1

I'm trying to train a text classification model that can predict label $A$ and $B$ accurately. However, 95% of the text examples in my dataset, which is representative of the kind of data I want my model to predict on, are not examples of $A$ nor $B$. I instead labeled them as $O$ for other.

I need more examples for my labeled dataset to actually train a good model, but to do so, I need to make my labeled dataset not as representative as the data it's meant to be used on. So, there's a catch-22 situation here. I can either label forever until I'm happy with the number of labels $A$ and $B$ that I have, which will feed my model $100$ examples of $O$ for every $5$ or $6$ examples of $A$ or $B$ and probably make the model favor assuming all text examples are labeled $O$ (although this may not be true as the proportion of populations for $A$ and $B$ vs. $O$ shouldn't change as I continue to label), or I give it a non-representative dataset that artificially has a greater proportion of occurrences in $A$ and $B$.

How do I navigate this? I don't know what imperfect solution is better.

  • 1
    If you feed representative data to your model, it should not favor anything, but converge to well-calibrated probabilistic predictions. This presupposes you are not using inappropriate error measures like accuracy. Instead, use proper scoring rules. Well-calibrated probabilistic predictions will simply tell you that the conditional probability of A or B is low, and that is exactly as it should be. More here: https://stats.meta.stackexchange.com/q/6349/1352 – Stephan Kolassa Nov 18 '22 at 16:57
  • It is not clear what the problem is. If you are unhappy about having to slug through a lot of “other” in order to have a reasonable number of instance of A and B, that is a separate issue from a trained model tending to predict “other” (which, as @StephanKolassa points out, is reasonable behavior). That is, there is no problem with showing the model many instances of “other” relative to instances of A or B, but if you have a lack of data, then there’s something happening. – Dave Nov 18 '22 at 18:04
  • indirectly you may be looking for how many samples do i need for a proper training. There may not be a perfect answer for this. All you can do is create training data and test data and see for yourself which combination makes sense and gives logically relevant output. For imbalanced learning problems, there are algorithms specially for that such as RUSBoost and other weighted classifiers. – prashanth Nov 19 '22 at 05:42

1 Answers1

0

This seems like a multi-class analogue of the problem addressed by King and Zeng (2001).

As is mentioned in the comments, class imbalance is much less of a problem than many believe.
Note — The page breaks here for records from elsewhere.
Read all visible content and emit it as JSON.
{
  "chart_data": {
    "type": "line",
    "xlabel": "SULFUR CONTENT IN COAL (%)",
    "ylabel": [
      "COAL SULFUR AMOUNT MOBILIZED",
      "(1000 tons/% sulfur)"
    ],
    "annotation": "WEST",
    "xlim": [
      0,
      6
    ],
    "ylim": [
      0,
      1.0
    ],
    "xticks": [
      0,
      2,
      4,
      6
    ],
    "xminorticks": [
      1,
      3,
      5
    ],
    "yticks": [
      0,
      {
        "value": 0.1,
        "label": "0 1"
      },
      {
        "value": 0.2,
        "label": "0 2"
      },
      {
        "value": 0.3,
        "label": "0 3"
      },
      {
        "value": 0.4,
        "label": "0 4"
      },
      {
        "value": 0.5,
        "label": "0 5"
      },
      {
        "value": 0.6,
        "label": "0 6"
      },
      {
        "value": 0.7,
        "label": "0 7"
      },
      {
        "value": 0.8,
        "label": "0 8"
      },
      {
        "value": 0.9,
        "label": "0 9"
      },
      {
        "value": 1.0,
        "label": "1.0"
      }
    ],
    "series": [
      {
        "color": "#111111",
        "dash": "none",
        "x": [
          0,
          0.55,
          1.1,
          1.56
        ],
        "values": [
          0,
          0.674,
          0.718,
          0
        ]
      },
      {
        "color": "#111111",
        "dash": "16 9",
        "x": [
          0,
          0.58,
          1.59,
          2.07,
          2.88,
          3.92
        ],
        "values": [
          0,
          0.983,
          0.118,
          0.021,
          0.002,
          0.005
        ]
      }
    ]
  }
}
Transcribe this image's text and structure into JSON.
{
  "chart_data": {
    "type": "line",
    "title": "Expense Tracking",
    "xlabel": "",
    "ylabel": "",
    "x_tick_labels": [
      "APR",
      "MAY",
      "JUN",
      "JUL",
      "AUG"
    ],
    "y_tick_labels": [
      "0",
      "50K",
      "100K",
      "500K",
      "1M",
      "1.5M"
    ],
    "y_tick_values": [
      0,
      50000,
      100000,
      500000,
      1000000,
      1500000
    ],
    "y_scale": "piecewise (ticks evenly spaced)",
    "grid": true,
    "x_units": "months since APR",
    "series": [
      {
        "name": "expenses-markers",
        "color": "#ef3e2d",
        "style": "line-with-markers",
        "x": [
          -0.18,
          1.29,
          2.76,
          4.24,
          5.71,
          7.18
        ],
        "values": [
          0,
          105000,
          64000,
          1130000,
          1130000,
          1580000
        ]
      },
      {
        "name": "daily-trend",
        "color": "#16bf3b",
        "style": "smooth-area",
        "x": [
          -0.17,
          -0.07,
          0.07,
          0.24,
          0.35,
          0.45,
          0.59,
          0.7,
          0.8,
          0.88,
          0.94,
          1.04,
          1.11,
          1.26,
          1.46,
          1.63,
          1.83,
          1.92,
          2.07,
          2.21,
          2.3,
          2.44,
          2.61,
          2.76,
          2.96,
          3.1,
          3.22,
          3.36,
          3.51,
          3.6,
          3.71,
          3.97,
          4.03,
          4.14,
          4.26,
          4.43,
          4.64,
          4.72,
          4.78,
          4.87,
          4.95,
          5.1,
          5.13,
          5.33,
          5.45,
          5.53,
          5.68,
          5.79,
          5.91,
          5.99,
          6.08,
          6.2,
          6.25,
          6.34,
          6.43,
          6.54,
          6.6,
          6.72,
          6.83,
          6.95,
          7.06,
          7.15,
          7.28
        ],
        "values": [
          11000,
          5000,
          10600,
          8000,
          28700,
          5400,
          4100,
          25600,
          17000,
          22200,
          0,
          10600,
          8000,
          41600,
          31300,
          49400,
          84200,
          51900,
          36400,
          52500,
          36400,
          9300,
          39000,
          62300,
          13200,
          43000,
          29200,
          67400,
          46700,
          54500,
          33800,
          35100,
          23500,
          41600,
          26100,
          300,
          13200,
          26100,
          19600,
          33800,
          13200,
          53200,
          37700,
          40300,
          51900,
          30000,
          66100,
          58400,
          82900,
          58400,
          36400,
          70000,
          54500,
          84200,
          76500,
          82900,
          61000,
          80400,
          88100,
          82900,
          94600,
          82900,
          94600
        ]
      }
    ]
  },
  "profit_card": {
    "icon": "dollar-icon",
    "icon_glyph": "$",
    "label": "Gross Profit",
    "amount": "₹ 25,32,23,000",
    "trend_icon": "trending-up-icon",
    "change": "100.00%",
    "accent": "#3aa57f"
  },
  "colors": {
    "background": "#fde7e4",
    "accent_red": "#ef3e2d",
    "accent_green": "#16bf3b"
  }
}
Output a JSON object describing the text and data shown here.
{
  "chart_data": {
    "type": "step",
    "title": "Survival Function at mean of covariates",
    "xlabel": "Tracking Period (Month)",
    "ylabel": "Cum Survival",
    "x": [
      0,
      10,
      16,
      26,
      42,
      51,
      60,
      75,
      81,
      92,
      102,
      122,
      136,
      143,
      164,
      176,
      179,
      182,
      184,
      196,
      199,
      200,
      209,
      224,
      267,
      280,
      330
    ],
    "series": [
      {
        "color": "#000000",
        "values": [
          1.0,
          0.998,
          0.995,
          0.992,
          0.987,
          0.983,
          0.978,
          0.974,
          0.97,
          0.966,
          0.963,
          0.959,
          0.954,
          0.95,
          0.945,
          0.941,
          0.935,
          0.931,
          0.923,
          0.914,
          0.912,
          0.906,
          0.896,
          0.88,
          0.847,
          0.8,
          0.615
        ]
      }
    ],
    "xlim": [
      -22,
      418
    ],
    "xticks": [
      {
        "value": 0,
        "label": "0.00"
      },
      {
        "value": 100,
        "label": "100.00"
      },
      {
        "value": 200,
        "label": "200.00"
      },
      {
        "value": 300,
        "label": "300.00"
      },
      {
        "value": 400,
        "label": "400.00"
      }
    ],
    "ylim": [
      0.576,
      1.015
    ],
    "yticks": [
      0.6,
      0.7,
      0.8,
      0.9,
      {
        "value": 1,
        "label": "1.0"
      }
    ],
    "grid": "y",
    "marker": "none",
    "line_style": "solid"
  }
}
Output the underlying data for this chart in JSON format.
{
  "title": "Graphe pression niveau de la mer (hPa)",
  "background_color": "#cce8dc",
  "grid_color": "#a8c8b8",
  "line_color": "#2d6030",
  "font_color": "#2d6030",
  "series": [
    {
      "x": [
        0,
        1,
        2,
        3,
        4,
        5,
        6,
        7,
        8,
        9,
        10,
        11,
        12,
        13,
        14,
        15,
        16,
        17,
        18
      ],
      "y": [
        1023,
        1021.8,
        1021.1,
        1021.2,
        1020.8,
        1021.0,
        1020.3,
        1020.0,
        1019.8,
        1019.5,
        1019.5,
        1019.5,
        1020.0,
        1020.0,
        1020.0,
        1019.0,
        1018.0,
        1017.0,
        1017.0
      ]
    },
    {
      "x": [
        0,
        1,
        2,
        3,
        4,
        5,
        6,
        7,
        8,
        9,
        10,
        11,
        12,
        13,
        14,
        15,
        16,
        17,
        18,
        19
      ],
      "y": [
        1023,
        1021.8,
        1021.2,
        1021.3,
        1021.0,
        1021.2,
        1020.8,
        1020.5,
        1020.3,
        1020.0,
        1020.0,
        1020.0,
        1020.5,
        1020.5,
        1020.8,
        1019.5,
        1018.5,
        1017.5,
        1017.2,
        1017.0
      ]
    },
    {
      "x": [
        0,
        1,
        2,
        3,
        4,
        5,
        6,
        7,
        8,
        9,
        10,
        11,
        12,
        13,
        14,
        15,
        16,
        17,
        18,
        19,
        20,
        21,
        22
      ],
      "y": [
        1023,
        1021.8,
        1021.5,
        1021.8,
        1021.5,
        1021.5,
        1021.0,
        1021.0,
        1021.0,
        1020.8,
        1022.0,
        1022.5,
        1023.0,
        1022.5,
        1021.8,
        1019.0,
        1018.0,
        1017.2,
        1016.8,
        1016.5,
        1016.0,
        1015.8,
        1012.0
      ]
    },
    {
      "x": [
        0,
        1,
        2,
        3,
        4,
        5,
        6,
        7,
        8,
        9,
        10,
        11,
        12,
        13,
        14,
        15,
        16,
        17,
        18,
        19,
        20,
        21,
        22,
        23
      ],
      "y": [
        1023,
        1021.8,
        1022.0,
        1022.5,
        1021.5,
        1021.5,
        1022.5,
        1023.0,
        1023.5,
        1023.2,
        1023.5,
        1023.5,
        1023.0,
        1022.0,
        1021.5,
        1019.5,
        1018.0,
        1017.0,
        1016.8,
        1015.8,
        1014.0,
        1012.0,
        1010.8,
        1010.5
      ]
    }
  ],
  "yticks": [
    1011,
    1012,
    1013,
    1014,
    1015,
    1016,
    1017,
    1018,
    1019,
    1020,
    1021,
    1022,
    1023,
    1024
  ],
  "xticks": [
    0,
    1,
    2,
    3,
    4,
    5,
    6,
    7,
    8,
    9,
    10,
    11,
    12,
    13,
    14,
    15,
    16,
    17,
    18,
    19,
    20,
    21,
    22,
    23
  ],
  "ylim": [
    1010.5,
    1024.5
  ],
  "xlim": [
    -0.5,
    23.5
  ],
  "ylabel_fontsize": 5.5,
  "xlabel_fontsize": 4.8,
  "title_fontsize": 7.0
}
After all, if an event is rare, the predictive model should be skeptical of such an event occurring.

However, when it comes to collecting data, it can become a nightmare to have to slug through so many cases to get to a point where you have enough observations of the minority classes to do quality work with reasonable estimates. That’s where King and Zeng (2001) come in. Their paper addresses how to sample in situations where events are rare so that you do not waste your time on the majority cases; then you account for the artificial balancing.

King and Zeng (2001) address the binary case, but this philosophy makes a lot of sense and might lead somewhere useful.

(A crucial difference between King and Zeng (2001) and other artificial balancing like downsampling is that King and Zeng (2001) operate at the phase of data collection instead of data modeling. In that regard, they treat class imbalance as an issue for experimental design and how to be efficient in collecting data that might be time-consuming and/or expensive to acquire, rather than discarding data like downsampling does once imbalanced data have been collected.)

REFERENCE

King, Gary, and Langche Zeng. "Logistic regression in rare events data." Political analysis 9.2 (2001): 137-163.

Dave
  • 62,186